Catching up politically …

We will know late Thursday night – Friday morning at the latest what the results of the provincial election are going to be.

Doug Ford has a lot to think about during the week we are going into.

Will the public punish Doug Ford for calling a snap election that many people feel wasn’t necessary?

Will Liberal leader Bonnie Crombie have managed to get through the impact Ford Nation has had on this election?

Has Doug Ford earned being returned to office?

Has Marit Stiles changed minds – enough to be returned as the Leader of the Opposition in a minority government?
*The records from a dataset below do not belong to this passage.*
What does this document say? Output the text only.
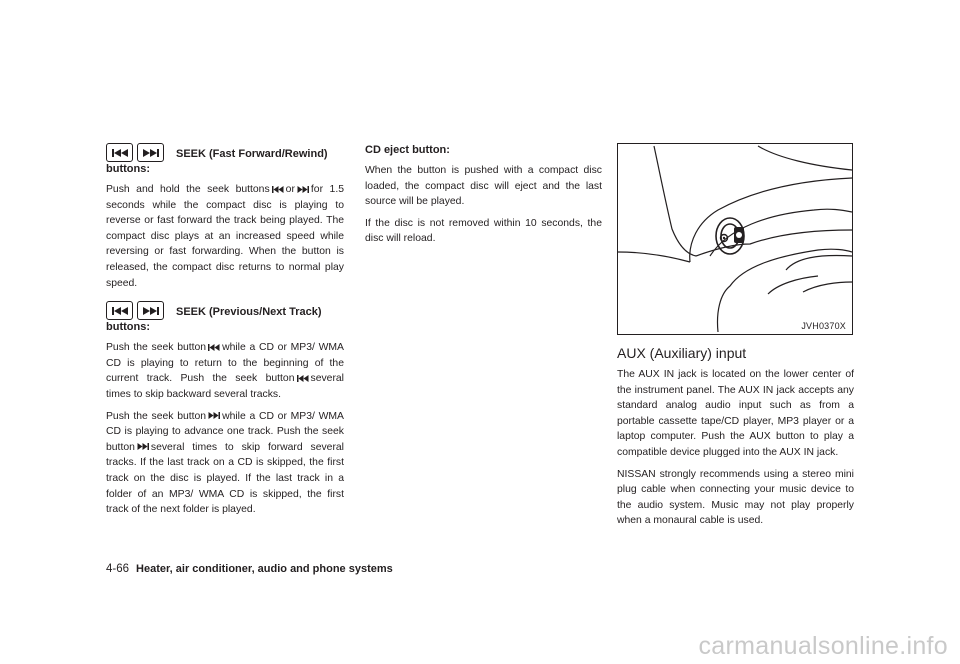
SEEK (Fast Forward/Rewind)
buttons:

Push and hold the seek buttons or for 1.5 seconds while the compact disc is playing to reverse or fast forward the track being played. The compact disc plays at an increased speed while reversing or fast forwarding. When the button is released, the compact disc returns to normal play speed.

SEEK (Previous/Next Track)
buttons:

Push the seek button while a CD or MP3/ WMA CD is playing to return to the beginning of the current track. Push the seek button several times to skip backward several tracks.

Push the seek button while a CD or MP3/ WMA CD is playing to advance one track. Push the seek button several times to skip forward several tracks. If the last track on a CD is skipped, the first track on the disc is played. If the last track in a folder of an MP3/ WMA CD is skipped, the first track of the next folder is played.

CD eject button:

When the button is pushed with a compact disc loaded, the compact disc will eject and the last source will be played.

If the disc is not removed within 10 seconds, the disc will reload.

JVH0370X
AUX (Auxiliary) input

The AUX IN jack is located on the lower center of the instrument panel. The AUX IN jack accepts any standard analog audio input such as from a portable cassette tape/CD player, MP3 player or a laptop computer. Push the AUX button to play a compatible device plugged into the AUX IN jack.

NISSAN strongly recommends using a stereo mini plug cable when connecting your music device to the audio system. Music may not play properly when a monaural cable is used.

4-66 Heater, air conditioner, audio and phone systems
carmanualsonline.info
She certainly served the public with her getting a devastating report from the Auditor General and a strong report from the Provincial Integrity Commissioner

Has Marat Stiles managed to get through to the public?
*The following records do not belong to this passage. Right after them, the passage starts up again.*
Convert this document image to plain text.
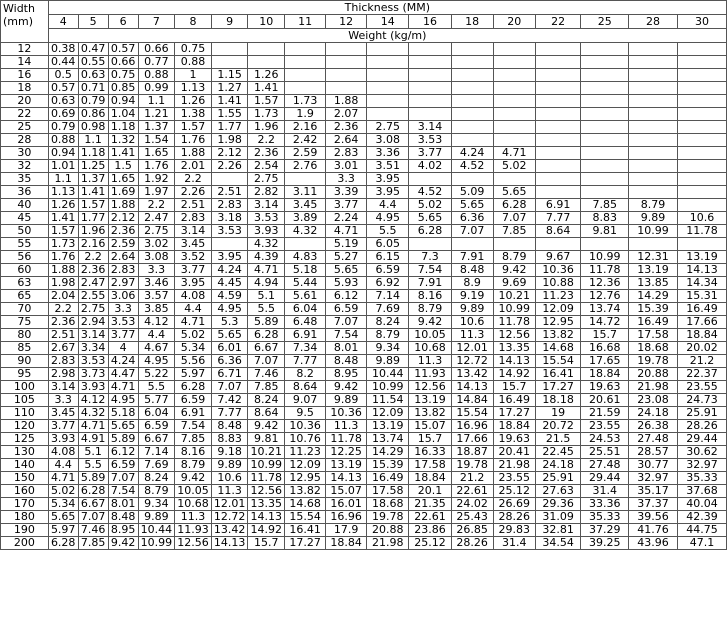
Width
(mm)	Thickness (MM)																
	4	5	6	7	8	9	10	11	12	14	16	18	20	22	25	28	30
	Weight (kg/m)																
12	0.38	0.47	0.57	0.66	0.75												
14	0.44	0.55	0.66	0.77	0.88												
16	0.5	0.63	0.75	0.88	1	1.15	1.26										
18	0.57	0.71	0.85	0.99	1.13	1.27	1.41										
20	0.63	0.79	0.94	1.1	1.26	1.41	1.57	1.73	1.88								
22	0.69	0.86	1.04	1.21	1.38	1.55	1.73	1.9	2.07								
25	0.79	0.98	1.18	1.37	1.57	1.77	1.96	2.16	2.36	2.75	3.14						
28	0.88	1.1	1.32	1.54	1.76	1.98	2.2	2.42	2.64	3.08	3.53						
30	0.94	1.18	1.41	1.65	1.88	2.12	2.36	2.59	2.83	3.36	3.77	4.24	4.71				
32	1.01	1.25	1.5	1.76	2.01	2.26	2.54	2.76	3.01	3.51	4.02	4.52	5.02				
35	1.1	1.37	1.65	1.92	2.2		2.75		3.3	3.95							
36	1.13	1.41	1.69	1.97	2.26	2.51	2.82	3.11	3.39	3.95	4.52	5.09	5.65				
40	1.26	1.57	1.88	2.2	2.51	2.83	3.14	3.45	3.77	4.4	5.02	5.65	6.28	6.91	7.85	8.79	
45	1.41	1.77	2.12	2.47	2.83	3.18	3.53	3.89	2.24	4.95	5.65	6.36	7.07	7.77	8.83	9.89	10.6
50	1.57	1.96	2.36	2.75	3.14	3.53	3.93	4.32	4.71	5.5	6.28	7.07	7.85	8.64	9.81	10.99	11.78
55	1.73	2.16	2.59	3.02	3.45		4.32		5.19	6.05							
56	1.76	2.2	2.64	3.08	3.52	3.95	4.39	4.83	5.27	6.15	7.3	7.91	8.79	9.67	10.99	12.31	13.19
60	1.88	2.36	2.83	3.3	3.77	4.24	4.71	5.18	5.65	6.59	7.54	8.48	9.42	10.36	11.78	13.19	14.13
63	1.98	2.47	2.97	3.46	3.95	4.45	4.94	5.44	5.93	6.92	7.91	8.9	9.69	10.88	12.36	13.85	14.34
65	2.04	2.55	3.06	3.57	4.08	4.59	5.1	5.61	6.12	7.14	8.16	9.19	10.21	11.23	12.76	14.29	15.31
70	2.2	2.75	3.3	3.85	4.4	4.95	5.5	6.04	6.59	7.69	8.79	9.89	10.99	12.09	13.74	15.39	16.49
75	2.36	2.94	3.53	4.12	4.71	5.3	5.89	6.48	7.07	8.24	9.42	10.6	11.78	12.95	14.72	16.49	17.66
80	2.51	3.14	3.77	4.4	5.02	5.65	6.28	6.91	7.54	8.79	10.05	11.3	12.56	13.82	15.7	17.58	18.84
85	2.67	3.34	4	4.67	5.34	6.01	6.67	7.34	8.01	9.34	10.68	12.01	13.35	14.68	16.68	18.68	20.02
90	2.83	3.53	4.24	4.95	5.56	6.36	7.07	7.77	8.48	9.89	11.3	12.72	14.13	15.54	17.65	19.78	21.2
95	2.98	3.73	4.47	5.22	5.97	6.71	7.46	8.2	8.95	10.44	11.93	13.42	14.92	16.41	18.84	20.88	22.37
100	3.14	3.93	4.71	5.5	6.28	7.07	7.85	8.64	9.42	10.99	12.56	14.13	15.7	17.27	19.63	21.98	23.55
105	3.3	4.12	4.95	5.77	6.59	7.42	8.24	9.07	9.89	11.54	13.19	14.84	16.49	18.18	20.61	23.08	24.73
110	3.45	4.32	5.18	6.04	6.91	7.77	8.64	9.5	10.36	12.09	13.82	15.54	17.27	19	21.59	24.18	25.91
120	3.77	4.71	5.65	6.59	7.54	8.48	9.42	10.36	11.3	13.19	15.07	16.96	18.84	20.72	23.55	26.38	28.26
125	3.93	4.91	5.89	6.67	7.85	8.83	9.81	10.76	11.78	13.74	15.7	17.66	19.63	21.5	24.53	27.48	29.44
130	4.08	5.1	6.12	7.14	8.16	9.18	10.21	11.23	12.25	14.29	16.33	18.87	20.41	22.45	25.51	28.57	30.62
140	4.4	5.5	6.59	7.69	8.79	9.89	10.99	12.09	13.19	15.39	17.58	19.78	21.98	24.18	27.48	30.77	32.97
150	4.71	5.89	7.07	8.24	9.42	10.6	11.78	12.95	14.13	16.49	18.84	21.2	23.55	25.91	29.44	32.97	35.33
160	5.02	6.28	7.54	8.79	10.05	11.3	12.56	13.82	15.07	17.58	20.1	22.61	25.12	27.63	31.4	35.17	37.68
170	5.34	6.67	8.01	9.34	10.68	12.01	13.35	14.68	16.01	18.68	21.35	24.02	26.69	29.36	33.36	37.37	40.04
180	5.65	7.07	8.48	9.89	11.3	12.72	14.13	15.54	16.96	19.78	22.61	25.43	28.26	31.09	35.33	39.56	42.39
190	5.97	7.46	8.95	10.44	11.93	13.42	14.92	16.41	17.9	20.88	23.86	26.85	29.83	32.81	37.29	41.76	44.75
200	6.28	7.85	9.42	10.99	12.56	14.13	15.7	17.27	18.84	21.98	25.12	28.26	31.4	34.54	39.25	43.96	47.1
Will the NDP and Liberals combined hold the balance of power and leave Ford leading a minority government?

And if that happens – will he stick around?
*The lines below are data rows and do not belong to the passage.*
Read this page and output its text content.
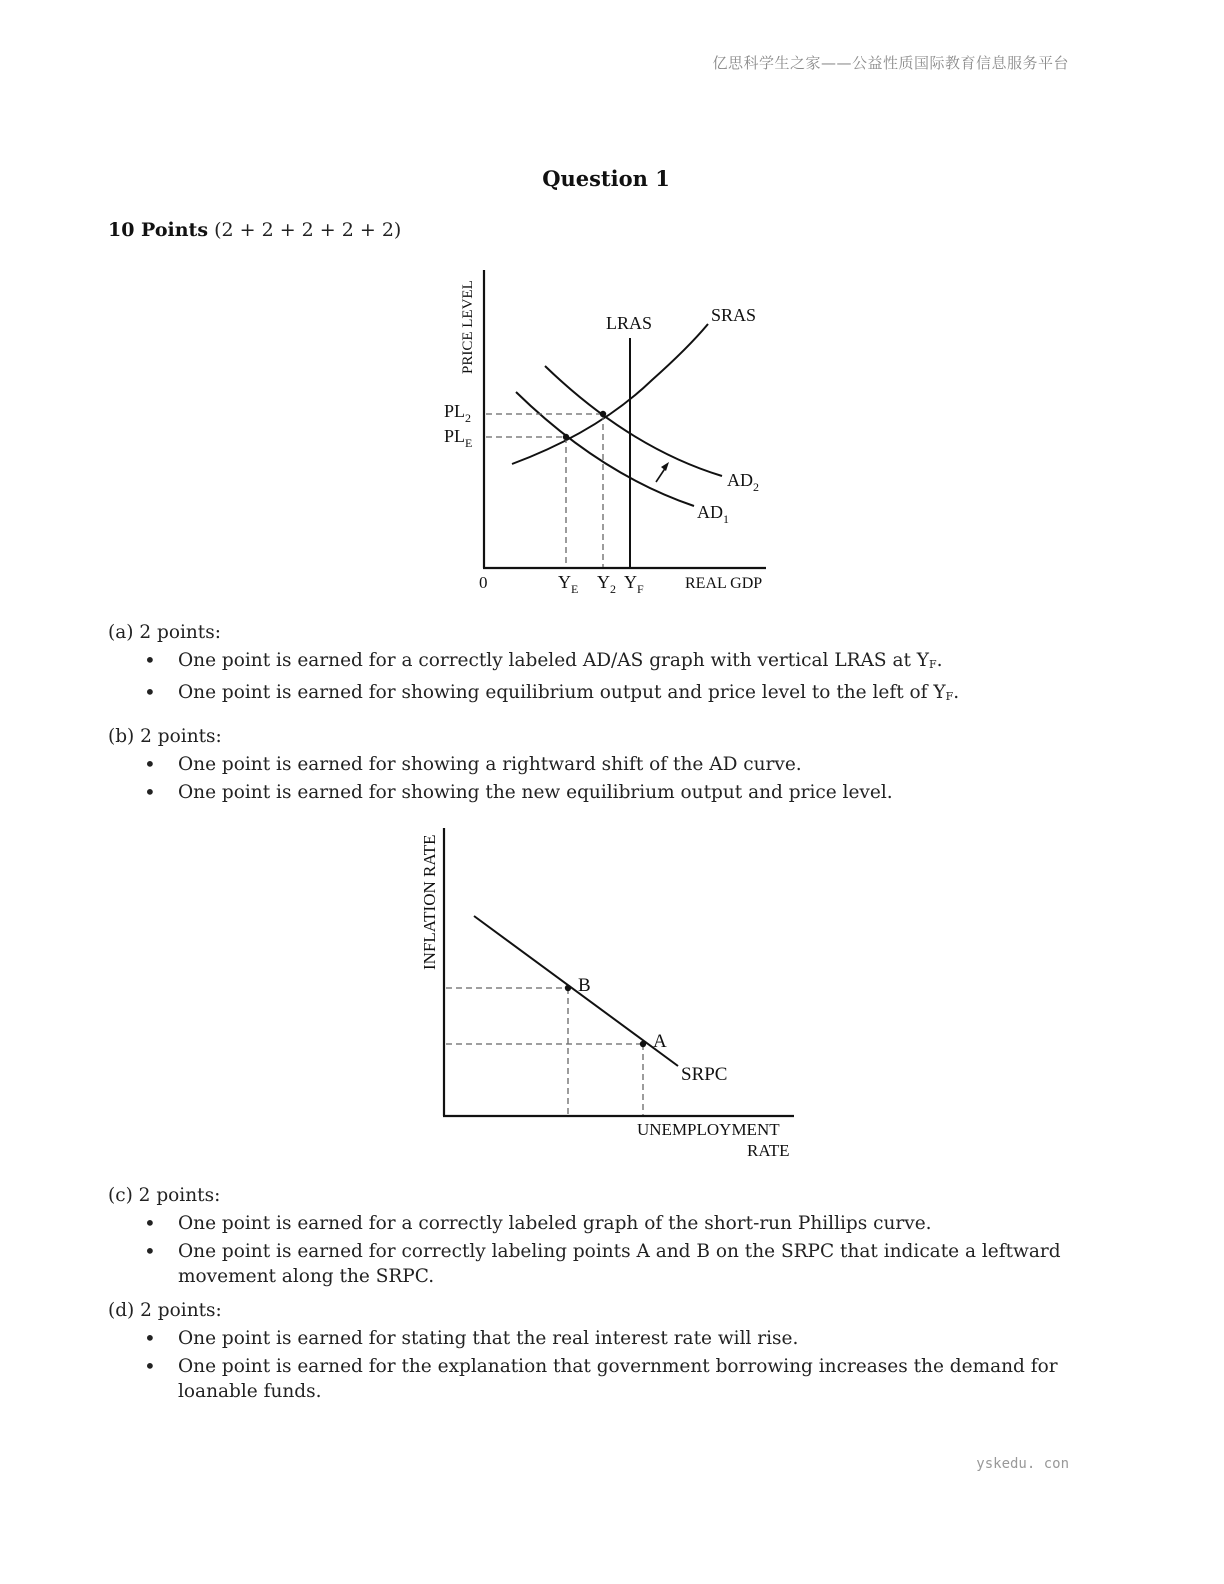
亿思科学生之家——公益性质国际教育信息服务平台
Question 1
10 Points (2 + 2 + 2 + 2 + 2)
PRICE LEVEL
REAL GDP
0
LRAS	SRAS
$AD_2$
$AD_1$
$PL_2$
$PL_E$
$Y_E$ $Y_2$ $Y_F$
(a) 2 points:
• One point is earned for a correctly labeled AD/AS graph with vertical LRAS at YF.
• One point is earned for showing equilibrium output and price level to the left of YF.
(b) 2 points:
• One point is earned for showing a rightward shift of the AD curve.
• One point is earned for showing the new equilibrium output and price level.
INFLATION RATE
UNEMPLOYMENT
RATE
SRPC
B
A
(c) 2 points:
• One point is earned for a correctly labeled graph of the short-run Phillips curve.
• One point is earned for correctly labeling points A and B on the SRPC that indicate a leftward movement along the SRPC.
(d) 2 points:
• One point is earned for stating that the real interest rate will rise.
• One point is earned for the explanation that government borrowing increases the demand for loanable funds.
yskedu. con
Did the high turnout for the advance polling mean anything?

Will Mike Shreiner manage to add one more Green Party member to the Legislature?

Bonnie Crombie finally came out with a strong performance during the debate.

From time to time elections manage to make a difference.

Recall when Brian Mulroney challenged John Turner on the Senate appointments Turner made before the election.  That was a pivotal point which saw Mulroney elected as the Prime Minister.

A decade later he gave up being Prime Minister and handed over power to his cabinet minister Kim Campbell in June 1993.

The unpopularity of the GST and the controversy surrounding its passage in the Senate, combined with the early 1990s recession, the collapse of the Charlottetown Accord, and growing Western alienation that triggered the rise of the Reform Party, caused a stark decline in Mulroney’s popularity, which induced him to resign.

In the 1993 election the Progressive Conservatives were reduced from a majority government of 156 seats to two.

Is this kind of thing a possible scenario for Ontario?

Elections do make a difference.

Is the poor Doug Ford performance on health care, education, failure to build the housing that is needed, the number of jobs that have been lost, the tearing down of the Science Centre and promoting a theme park that is going to cost billions going to have an impact.

Add to that the highway that Ford proposes be built as a tunnel underneath the 401.

The Progressive Conservative candidate was a no show during the debate in Burlington.

All the signs point to a change – just what that change is going to be will be clearer next Friday.

Will the deeply rooted conservative mind set in Burlington be strong enough to have Natalie Pierre returned to office?

Lot’s to think about people.

Do the thinking, don’t get trapped in the “I have always voted for …) Vote for the person you think is going to serve you and your community best.